Thursday, March 26th, 2009


[flash /images/2009/0903/drunken_sailor.flv w=400 h=300 f={autostart=false}]

For the past few days, we’ve been able to get Ronin to take some steps toward us. Then yesterday while out walking, she purposefully dropped my hand and took five or six wonky little steps on her own before stopping and reaching back up for my hand.

The past couple of days, we’ve gone out for “walks” where I just let her take me where she wants to go. We end up spending a half hour to maybe an hour and we literally go 60 feet tops from the front door. First we go up and down the front steps about 20 times. She goes at the steps by holding only my hands and flailing her foot in the general direction of the step, then I lift her onto it and she flails at the next step. She goes down stairs by simply walking at top speed off the edge; I have to hold her to keep her from falling into the abyss. We have some things to learn about steps still. Then we walk down the sidewalk, stopping to inspect various debris like dirt clods (I hope) or cigarette butts (yay), then we head for the curb. Up and down the curb several times until a squashed plastic bag full of *something* is discovered and before she has a chance to grab it, I swoop her up and carry her screeching to the neighbor’s house. He has wide clean concrete steps (the house is for sale and I don’t think anyone’s there) and she goes happily up and down the steps about 50 times. Eventually, I tire of the game or it starts to rain and I try to herd her back toward the house. Of course any denial or suggestion that she can’t do something is met with spastic rubber baby, arched back and tragic screaming. We go up the steps another million or so times until finally I just carry her, kicking and screaming, back to the house for some more baby torture (like maybe a snack).


Grandpa Jeff

Sunday, March 22nd, 2009

Joshua’s dad Jeff finally made it up here to visit; he has been at work (at sea in the Persian Gulf) for the past several months and hadn’t seen Ronin since she was just a little blob.

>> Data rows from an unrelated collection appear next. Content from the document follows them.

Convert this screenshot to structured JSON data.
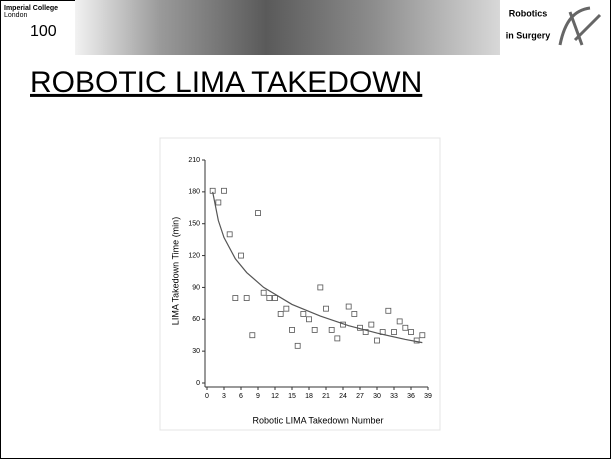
{
  "header": {
    "logo_lines": [
      "Imperial College",
      "London"
    ],
    "logo_number": "100",
    "badge_lines": [
      "Robotics",
      "in Surgery"
    ]
  },
  "title": "ROBOTIC LIMA TAKEDOWN",
  "chart_data": {
    "type": "scatter",
    "xlabel": "Robotic LIMA Takedown Number",
    "ylabel": "LIMA Takedown Time (min)",
    "xlim": [
      0,
      39
    ],
    "xticks": [
      0,
      3,
      6,
      9,
      12,
      15,
      18,
      21,
      24,
      27,
      30,
      33,
      36,
      39
    ],
    "ylim": [
      0,
      210
    ],
    "yticks": [
      0,
      30,
      60,
      90,
      120,
      150,
      180,
      210
    ],
    "series": [
      {
        "type": "scatter",
        "color": "#555555",
        "x": [
          1,
          2,
          3,
          4,
          5,
          6,
          7,
          8,
          9,
          10,
          11,
          12,
          13,
          14,
          15,
          16,
          17,
          18,
          19,
          20,
          21,
          22,
          23,
          24,
          25,
          26,
          27,
          28,
          29,
          30,
          31,
          32,
          33,
          34,
          35,
          36,
          37,
          38
        ],
        "values": [
          181,
          170,
          181,
          140,
          80,
          120,
          80,
          45,
          160,
          85,
          80,
          80,
          65,
          70,
          50,
          35,
          65,
          60,
          50,
          90,
          70,
          50,
          42,
          55,
          72,
          65,
          52,
          48,
          55,
          40,
          48,
          68,
          48,
          58,
          52,
          48,
          40,
          45
        ]
      },
      {
        "type": "line",
        "color": "#555555",
        "x": [
          1,
          2,
          3,
          5,
          7,
          10,
          15,
          20,
          25,
          30,
          35,
          38
        ],
        "values": [
          180,
          153,
          137,
          117,
          104,
          90,
          74,
          63,
          54,
          47,
          41,
          38
        ]
      }
    ]
  }
}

I wish the weather could have cooperated a little more. We had either bleeding cold with a mean evil wind or rain and dreariness. Every outing we could squeeze in took two tries because we had to retreat back to the house and pile on more clothes.

Jeff took the following photos; this one is of Ronin right after a post-dinner bath.

Ronin usually wakes up from her naps happy and rested. It’s such a stark difference from how it used to be and I love it.